One example of Noninvasive brain imaging is magnetoencephalography (MEG), which uses magnetic field sensors with ultra-high sensitivity comparable to that of commonly utilized Superconducting Quantum Interference Devices (SQUIDs). Search coils and, most recently, atomic magnetometers have both demonstrated the capability for measuring magnetic fields from the brain. Relating such activity to finer-grain neural responses, however, is challenging. The observed responses are a sum of all electrical activity in the brain, and only synchronous, spatially aligned activity can be extracted. Determining the neural sources of the observed activity is a mathematically under-constrained problem that can only be solved with appropriate a priori information. This comprises a problem of large-scale mathematical complexity requiring sophisticated signal processing. But what are the next generation magnetic sensing devices and technologies?

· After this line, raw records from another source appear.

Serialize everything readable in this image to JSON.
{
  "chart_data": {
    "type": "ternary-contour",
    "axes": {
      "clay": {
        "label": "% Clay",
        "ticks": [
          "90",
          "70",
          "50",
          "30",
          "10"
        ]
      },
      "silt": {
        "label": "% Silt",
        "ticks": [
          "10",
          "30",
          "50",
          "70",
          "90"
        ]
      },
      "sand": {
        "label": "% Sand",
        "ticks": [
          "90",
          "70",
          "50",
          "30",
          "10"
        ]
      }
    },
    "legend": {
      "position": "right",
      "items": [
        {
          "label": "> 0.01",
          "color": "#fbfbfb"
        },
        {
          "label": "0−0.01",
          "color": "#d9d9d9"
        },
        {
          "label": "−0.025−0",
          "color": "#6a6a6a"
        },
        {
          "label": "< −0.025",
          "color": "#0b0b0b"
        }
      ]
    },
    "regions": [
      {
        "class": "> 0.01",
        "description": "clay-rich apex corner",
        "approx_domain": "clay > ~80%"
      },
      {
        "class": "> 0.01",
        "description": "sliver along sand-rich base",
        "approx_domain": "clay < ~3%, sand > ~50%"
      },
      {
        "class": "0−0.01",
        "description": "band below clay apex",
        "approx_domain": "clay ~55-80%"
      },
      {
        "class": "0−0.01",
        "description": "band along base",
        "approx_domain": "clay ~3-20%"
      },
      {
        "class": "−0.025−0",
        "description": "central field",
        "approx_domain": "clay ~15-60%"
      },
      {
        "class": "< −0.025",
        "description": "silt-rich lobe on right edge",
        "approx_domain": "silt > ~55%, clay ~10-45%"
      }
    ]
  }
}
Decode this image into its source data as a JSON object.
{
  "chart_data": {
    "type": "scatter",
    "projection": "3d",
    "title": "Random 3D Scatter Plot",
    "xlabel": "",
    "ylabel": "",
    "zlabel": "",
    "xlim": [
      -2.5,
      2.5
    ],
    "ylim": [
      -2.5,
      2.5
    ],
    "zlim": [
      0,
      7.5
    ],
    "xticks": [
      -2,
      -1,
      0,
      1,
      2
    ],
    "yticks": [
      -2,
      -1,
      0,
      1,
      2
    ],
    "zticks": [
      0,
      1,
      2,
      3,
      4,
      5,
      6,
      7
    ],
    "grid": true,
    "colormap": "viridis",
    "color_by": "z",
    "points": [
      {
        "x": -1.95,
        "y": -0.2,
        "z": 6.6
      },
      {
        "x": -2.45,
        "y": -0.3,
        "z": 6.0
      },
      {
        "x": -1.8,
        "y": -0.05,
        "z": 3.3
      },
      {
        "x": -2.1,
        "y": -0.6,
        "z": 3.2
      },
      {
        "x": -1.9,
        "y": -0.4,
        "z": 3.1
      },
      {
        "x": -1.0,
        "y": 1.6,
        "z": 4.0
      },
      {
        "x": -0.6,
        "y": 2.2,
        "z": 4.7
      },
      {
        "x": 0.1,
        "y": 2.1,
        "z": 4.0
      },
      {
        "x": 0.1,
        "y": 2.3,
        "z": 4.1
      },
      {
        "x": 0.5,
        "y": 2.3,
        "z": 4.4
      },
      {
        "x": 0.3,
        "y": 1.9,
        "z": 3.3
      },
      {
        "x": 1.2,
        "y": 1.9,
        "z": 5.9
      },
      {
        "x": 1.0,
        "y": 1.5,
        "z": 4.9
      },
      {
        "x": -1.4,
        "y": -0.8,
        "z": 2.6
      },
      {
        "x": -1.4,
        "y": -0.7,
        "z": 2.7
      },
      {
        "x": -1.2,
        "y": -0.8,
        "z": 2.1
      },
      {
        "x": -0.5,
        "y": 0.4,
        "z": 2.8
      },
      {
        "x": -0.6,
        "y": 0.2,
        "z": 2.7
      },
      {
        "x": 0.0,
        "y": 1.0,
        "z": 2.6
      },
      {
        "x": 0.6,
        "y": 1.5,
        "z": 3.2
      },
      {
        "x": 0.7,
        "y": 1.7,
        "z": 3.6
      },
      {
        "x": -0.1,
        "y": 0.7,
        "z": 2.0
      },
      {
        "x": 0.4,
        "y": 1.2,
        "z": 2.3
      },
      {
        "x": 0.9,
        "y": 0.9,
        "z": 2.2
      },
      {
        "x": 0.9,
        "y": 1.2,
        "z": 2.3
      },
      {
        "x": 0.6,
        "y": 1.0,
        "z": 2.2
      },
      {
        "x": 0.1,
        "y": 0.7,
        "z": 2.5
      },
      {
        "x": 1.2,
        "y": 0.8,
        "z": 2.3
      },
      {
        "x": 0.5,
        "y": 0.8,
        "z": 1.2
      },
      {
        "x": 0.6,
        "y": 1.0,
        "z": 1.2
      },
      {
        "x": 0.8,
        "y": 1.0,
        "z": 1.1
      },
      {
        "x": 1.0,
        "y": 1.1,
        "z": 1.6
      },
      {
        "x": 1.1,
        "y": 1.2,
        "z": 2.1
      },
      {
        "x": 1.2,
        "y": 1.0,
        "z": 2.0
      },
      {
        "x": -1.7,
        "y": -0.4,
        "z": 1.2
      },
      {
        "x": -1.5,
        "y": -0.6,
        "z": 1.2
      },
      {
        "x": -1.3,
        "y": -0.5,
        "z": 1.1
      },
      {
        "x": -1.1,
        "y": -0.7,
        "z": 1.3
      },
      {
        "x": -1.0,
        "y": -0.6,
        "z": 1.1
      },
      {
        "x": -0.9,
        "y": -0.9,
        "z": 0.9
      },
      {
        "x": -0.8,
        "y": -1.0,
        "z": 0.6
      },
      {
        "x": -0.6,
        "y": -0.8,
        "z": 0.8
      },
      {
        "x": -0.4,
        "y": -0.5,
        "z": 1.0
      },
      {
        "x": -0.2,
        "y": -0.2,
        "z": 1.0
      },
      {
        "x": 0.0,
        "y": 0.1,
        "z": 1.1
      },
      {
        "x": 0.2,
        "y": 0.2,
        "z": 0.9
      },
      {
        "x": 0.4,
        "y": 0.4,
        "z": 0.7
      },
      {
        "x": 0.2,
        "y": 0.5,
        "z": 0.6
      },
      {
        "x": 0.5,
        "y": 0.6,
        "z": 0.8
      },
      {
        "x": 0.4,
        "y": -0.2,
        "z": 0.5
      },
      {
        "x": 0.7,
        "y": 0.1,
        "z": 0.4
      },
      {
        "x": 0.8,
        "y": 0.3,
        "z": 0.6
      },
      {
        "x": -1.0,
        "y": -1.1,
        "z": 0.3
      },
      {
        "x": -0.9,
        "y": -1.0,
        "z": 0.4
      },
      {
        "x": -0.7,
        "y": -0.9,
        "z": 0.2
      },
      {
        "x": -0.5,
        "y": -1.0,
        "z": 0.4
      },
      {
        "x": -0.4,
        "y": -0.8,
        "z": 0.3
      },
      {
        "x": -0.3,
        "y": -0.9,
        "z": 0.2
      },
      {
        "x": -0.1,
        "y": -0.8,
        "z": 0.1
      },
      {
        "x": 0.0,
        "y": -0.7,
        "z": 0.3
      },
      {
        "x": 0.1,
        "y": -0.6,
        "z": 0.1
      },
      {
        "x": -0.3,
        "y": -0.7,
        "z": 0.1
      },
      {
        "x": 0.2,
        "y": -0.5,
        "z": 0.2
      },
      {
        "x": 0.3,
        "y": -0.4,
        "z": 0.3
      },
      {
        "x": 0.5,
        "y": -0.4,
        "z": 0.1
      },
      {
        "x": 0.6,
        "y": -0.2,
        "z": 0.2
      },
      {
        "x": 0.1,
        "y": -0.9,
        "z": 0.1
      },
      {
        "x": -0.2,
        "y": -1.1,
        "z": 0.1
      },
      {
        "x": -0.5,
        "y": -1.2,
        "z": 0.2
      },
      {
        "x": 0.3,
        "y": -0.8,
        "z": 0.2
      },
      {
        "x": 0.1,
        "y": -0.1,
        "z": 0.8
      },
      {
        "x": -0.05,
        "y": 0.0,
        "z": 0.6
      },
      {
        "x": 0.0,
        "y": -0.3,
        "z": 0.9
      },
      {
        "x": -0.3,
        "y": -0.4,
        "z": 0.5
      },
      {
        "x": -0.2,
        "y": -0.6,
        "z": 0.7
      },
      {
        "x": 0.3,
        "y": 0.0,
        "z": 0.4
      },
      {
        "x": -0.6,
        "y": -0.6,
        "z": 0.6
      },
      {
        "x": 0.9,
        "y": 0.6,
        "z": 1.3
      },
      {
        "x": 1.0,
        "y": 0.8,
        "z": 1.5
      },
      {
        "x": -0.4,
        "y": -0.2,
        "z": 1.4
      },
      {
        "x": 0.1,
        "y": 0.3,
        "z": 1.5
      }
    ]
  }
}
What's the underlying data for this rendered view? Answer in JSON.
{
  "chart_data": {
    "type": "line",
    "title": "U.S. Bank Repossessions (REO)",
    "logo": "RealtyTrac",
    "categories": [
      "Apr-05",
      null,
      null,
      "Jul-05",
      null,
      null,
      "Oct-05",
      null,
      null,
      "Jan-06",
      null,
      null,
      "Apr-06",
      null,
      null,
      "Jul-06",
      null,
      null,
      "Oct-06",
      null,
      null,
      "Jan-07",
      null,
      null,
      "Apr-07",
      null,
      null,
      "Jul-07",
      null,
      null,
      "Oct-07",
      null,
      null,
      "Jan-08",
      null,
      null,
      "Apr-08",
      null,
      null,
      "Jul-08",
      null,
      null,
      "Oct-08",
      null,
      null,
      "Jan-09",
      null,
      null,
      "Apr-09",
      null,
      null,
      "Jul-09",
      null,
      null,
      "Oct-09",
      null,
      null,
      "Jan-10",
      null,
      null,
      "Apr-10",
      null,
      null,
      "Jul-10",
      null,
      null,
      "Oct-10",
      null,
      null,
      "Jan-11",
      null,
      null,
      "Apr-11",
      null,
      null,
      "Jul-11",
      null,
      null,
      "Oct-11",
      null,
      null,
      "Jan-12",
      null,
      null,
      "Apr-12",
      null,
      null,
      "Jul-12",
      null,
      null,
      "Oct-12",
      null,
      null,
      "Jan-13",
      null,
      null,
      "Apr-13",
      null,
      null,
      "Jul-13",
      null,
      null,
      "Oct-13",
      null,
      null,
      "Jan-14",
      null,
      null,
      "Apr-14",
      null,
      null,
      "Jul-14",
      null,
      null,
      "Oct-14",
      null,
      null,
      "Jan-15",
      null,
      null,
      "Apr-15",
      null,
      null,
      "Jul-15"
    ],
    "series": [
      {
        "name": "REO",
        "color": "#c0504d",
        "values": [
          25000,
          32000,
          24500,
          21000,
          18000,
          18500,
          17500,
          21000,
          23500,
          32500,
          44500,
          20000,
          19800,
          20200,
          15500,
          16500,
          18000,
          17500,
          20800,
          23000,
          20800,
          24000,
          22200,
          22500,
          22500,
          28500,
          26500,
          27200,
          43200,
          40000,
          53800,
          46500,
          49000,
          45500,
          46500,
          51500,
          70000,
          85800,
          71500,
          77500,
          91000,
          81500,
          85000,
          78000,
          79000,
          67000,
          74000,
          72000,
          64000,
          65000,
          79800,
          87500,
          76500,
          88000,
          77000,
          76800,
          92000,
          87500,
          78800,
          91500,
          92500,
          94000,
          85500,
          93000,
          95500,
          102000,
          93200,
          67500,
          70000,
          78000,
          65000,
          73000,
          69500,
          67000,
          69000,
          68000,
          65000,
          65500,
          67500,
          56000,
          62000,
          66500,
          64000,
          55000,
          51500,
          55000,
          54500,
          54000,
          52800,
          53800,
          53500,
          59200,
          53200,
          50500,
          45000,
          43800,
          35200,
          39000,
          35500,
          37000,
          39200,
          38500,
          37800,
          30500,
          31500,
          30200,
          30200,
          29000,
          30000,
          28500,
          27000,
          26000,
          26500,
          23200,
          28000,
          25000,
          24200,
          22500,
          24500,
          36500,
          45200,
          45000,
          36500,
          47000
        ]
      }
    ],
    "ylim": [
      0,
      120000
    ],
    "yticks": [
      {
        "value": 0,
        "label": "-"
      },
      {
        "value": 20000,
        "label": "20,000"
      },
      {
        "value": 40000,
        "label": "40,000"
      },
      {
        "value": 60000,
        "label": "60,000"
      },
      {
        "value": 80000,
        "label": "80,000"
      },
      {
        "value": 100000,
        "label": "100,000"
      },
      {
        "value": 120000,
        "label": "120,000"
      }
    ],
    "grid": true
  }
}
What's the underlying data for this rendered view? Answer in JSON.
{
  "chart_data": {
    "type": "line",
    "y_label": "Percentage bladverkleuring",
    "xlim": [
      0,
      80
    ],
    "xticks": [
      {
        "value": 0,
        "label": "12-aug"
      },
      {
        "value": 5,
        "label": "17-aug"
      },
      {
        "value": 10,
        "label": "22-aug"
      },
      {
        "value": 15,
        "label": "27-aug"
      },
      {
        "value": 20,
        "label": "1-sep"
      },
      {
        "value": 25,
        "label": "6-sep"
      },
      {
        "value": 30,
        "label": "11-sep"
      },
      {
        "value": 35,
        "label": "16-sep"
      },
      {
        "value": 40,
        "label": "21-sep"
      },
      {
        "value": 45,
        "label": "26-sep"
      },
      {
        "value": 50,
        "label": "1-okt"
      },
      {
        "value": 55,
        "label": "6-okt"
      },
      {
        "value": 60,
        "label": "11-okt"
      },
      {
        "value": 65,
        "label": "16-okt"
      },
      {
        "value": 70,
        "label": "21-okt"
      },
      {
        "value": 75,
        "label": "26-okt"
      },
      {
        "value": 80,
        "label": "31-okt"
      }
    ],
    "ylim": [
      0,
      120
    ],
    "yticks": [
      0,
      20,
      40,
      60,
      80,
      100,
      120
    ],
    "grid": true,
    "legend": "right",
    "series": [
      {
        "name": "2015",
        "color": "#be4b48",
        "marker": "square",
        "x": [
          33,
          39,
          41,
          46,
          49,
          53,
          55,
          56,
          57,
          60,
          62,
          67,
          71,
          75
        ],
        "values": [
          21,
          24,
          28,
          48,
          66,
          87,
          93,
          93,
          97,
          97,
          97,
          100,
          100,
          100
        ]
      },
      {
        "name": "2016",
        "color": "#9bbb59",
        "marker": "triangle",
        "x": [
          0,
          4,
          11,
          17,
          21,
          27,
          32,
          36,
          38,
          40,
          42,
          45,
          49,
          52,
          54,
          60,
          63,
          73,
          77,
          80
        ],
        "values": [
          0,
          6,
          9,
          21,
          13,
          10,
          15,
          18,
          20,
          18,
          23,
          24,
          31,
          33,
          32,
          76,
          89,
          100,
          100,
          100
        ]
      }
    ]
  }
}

Advances in detection technologies may not, on their own, be sufficient to realize the goal of sensitive non-invasive neural imaging due to the weakness of intrinsic bioelectromagnetic signals. It may be necessary to enhance these signals through the use of appropriate molecular or nanostructured imaging agents, and this is another example of a topic that would be of interest to this workshop. Virtually every imaging modality in biomedicine requires the use of such agents to visualize specific aspects of anatomy and physiology (including other noninvasive techniques such as PET, CT, fMRI, and ultrasound). What agents could be developed specifically to enable more sensitive non-invasive detection of neural activity under ambient and ambulatory conditions? For example, magnetic nanostructures introduced via the circulation are already used to enhance hemodynamic signals in fMRI. New approaches are needed to provide similar enhancement in more direct electromagnetic detection of neural signaling. Reporter technologies with the potential to enable breakthrough performance include nanoparticles, hyperpolarized nuclei (enabling low-field, potentially ambulatory MRI), biologically-derived magnetic materials, and acoustically active nanostructures for transcranial ultrasound.

It is also clear that advances in noninvasive imaging of brain function is not just a hardware challenge; it is also a computational/signal-processing challenge that must use neuroscience knowledge in order to get interpretable results.